Optimization Deep Neural Network Test Case through Abductive Learning

- Citation Author(s):
- Submitted by:
- Ding Rui
- Last updated:
- DOI:
- 10.21227/v8ag-gp51
- Data Format:
- Links:
- Categories:
- Keywords:
Abstract
The rapid advancement of deep neural network (DNN) models has enabled their widespread application across various domains, including face recognition and natural language processing. However, data-driven DNN models are prone to erroneous behavior when inadequately trained, necessitating extensive predictive labeling of test data to identify and mitigate defects. Manual labeling, however, remains both labor-intensive and inefficient. To address this limitation, several automated test predictions labeling methods have been proposed. These approaches, however, often result in a high rate of mislabeling, thereby limiting improvements in classification performance during model retraining.
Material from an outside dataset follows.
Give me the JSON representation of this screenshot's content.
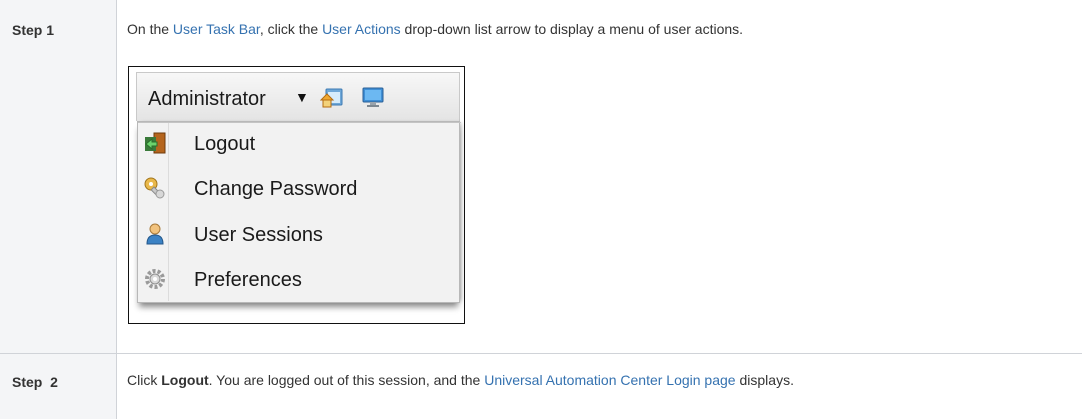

To address these challenges, this study proposes a Deep Neural Network Test Case Optimization Method based on Abductive Learning. This method integrates domain knowledge with logical reasoning to optimize the labeling of incorrectly predicted samples and utilizes abductively labeled data to retrain DNN models, thereby reducing both human effort and time requirements. Experiments were conducted on four deep learning test sets using four classical neural network models and compared against eight baseline methods. The proposed method achieved a fault detection rate of 96.77%, surpassing baseline methods by up to 13.46%. Furthermore, the labeling accuracy within the selected test case subset reached a maximum of 98.99%.
Instructions:
The MNIST dataset consists of simple grayscale images of handwritten digits, which are easy to preprocess and train. It is frequently employed to benchmark the performance of machine learning and DNN models. The Fashion dataset comprise ten categories of fashion items, offering richer visual features that facilitate a more rigorous assessment of classification performance. The SVHN dataset contains images of house number extracted from street views imagery. The presence of complex backgrounds and significant noise makes this dataset particularly challenging for digit recognition tasks. The CIFAR10 dataset includes ten object categories, each containing 6,000 images, providing a well-balanced dataset for both training and testing phases.